One year is different from another year. This is the maritime street where I live, picture from last year February 27. A cold month of March was to follow:
This is this year, March 7, same place, looking from the opposite direction (so now also people on this forum get a better idea of these Friesian surroundings):
Honeyberries are very susceptible to how the late winter is in places that are south of what they're used to. Last year, here the cold month of March put a hold on the development of their buds, and only late April flowering started. This year... February saw the first lapwing eggs being found! Never before has this happened in February; the first lapwing eggs in The Netherlands were found here in the north, in Fryslân.
And also my first honeyberry started to flower in February:
That's Indigo Gem, which is not a variety I would recommend in a climate zone relatively warm to haskap. I haven't even spotted bees yet.
Duet is also quite early; pictured today (March 7, 2019):
This Aurora is still very small, also today:
When they get older and have grown a bit higher, they should start to develop a bit later. Anything that's more exposed develops later.

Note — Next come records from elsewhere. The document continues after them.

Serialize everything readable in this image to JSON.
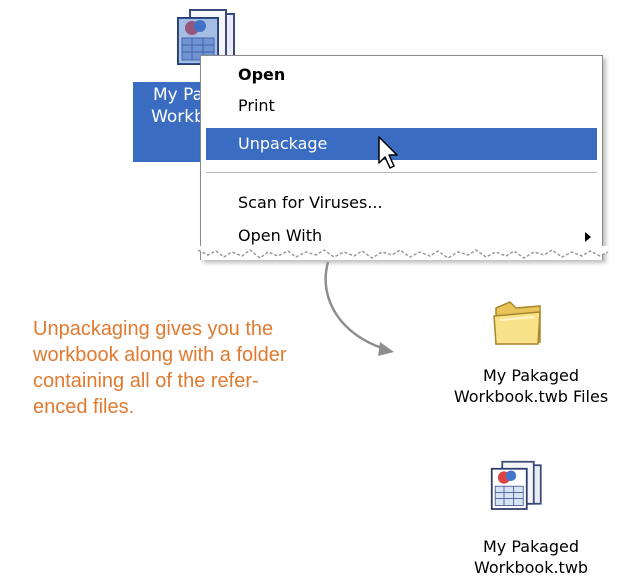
{
  "selected_icon": {
    "label_line1": "My Pa",
    "label_line2": "Workb"
  },
  "context_menu": {
    "items": [
      {
        "label": "Open"
      },
      {
        "label": "Print"
      },
      {
        "label": "Unpackage"
      },
      {
        "label": "Scan for Viruses..."
      },
      {
        "label": "Open With"
      }
    ]
  },
  "callout": {
    "line1": "Unpackaging gives you the",
    "line2": "workbook along with a folder",
    "line3": "containing all of the refer-",
    "line4": "enced files."
  },
  "output_files": [
    {
      "label_line1": "My Pakaged",
      "label_line2": "Workbook.twb Files",
      "icon": "folder-icon"
    },
    {
      "label_line1": "My Pakaged",
      "label_line2": "Workbook.twb",
      "icon": "workbook-icon"
    }
  ],
  "colors": {
    "selection": "#3a6cc2",
    "callout_text": "#e07a2f"
  }
}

This picture of the Beauty shows that quite well; development is first in the lowest branches:
My Beast grew best and all branches shot up straight away, and now there little budding out there yet.
Growth habit is probably something to take into account if you happen in a relatively warm area; some varieties grow taller than others, and the ones that remain a bit smaller should experience more problems with premature flowering. And if you have plants that are still young and they bud out early; it might sort itself out over the years as they grow bigger and taller.